I could sort of see the logic behind this - recapture THE MONKEES magic with a bunch of crazy hippies in the desert. It may have been the first “reality” show.

But when the crew showed up at the ranch, the Manson gang was nowhere to be seen. Then suddenly, they emerged from their places of hiding and approached the camera slowly, fixed smiles on their faces, until…
again, test pattern.

I may have been stoned at the time, but I swear it was a replacement series in the summer of 1969.

Starsky and Hulk
The famous buddy cop show in the 70’s originally had an entirely different premise. Starsky was still the streetwise cop, but his first partner was a green humanoid with anger issues. I don’t remember much of the pilot episode, but there was a moment when Hulk and Starsky are getting to know each other over a cold one, and Hulk asks him if he can go undercover as a hooker, because “Hulk love that.”

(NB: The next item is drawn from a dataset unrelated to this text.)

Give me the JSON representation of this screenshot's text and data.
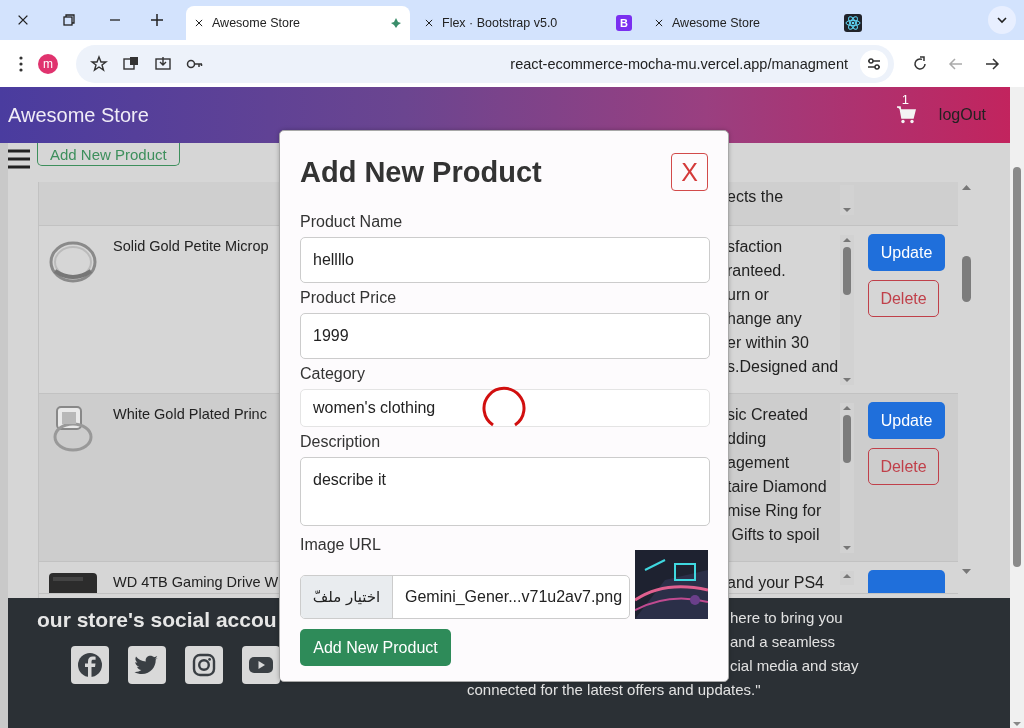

Later, as he is trying to fit into Starsky’s Gran Torino, Starsky quips, “Careful with the striped tomato,” and Hulk eats the car. It takes him an entire segment. “Hulk love tomatoes!’

Well, that was the end of that. Somebody call David Soul, pronto! Those cars are expensive!

I was really strung out on coke in those days, but I remember that episode vividly.

Clark Kent, Embedded Reporter
In the pilot episode, which I saw last week, Clark is stripped of his powers when he stumbles across some red kryptonite in a bunker. He spends the rest of the episode avoiding sniper fire, car bombs, and commercials for LexCorp, which has been charged with the task of rebuilding the fictitious country in which Clark has been embedded. It was easily the most depressing thing I have ever seen, and am glad I no longer own a television.

In Other News...
Bill Allard is coming over tomorrow sometime to shoot something for the DVD, which nears completion. We've got clearance for a bunch of great archival footage, including some from Dean Jones, who made a short film with us early in our careers.

And I rented three DVDs, from wonderful Le Video, here in San Francisco's lovely Sunset District.

Alex (REPO MAN) Cox directs THE REVENGERS TRAGEDY, the great Jacobean chestnut, with Eddie Izzard, Christopher Eccleston, and Derek Jacobi. I have never heard of it. Sounds wonderful.

MR. SHOW, FOURTH SEASON. Because one can never get enough of MR. SHOW.

Amd Damon Packwood's REFLECTIONS OF EVIL, which I have read about. It led to Mr. Packwood being banned from the premises of Universal City Theme Park. That alone makes it rentable.

I have a story, by the way, about Leon Martell having his face squeezed by a guy in a Frankenstein suit at Universal City. Did I just tell it? I dunno. I'm on the Botox.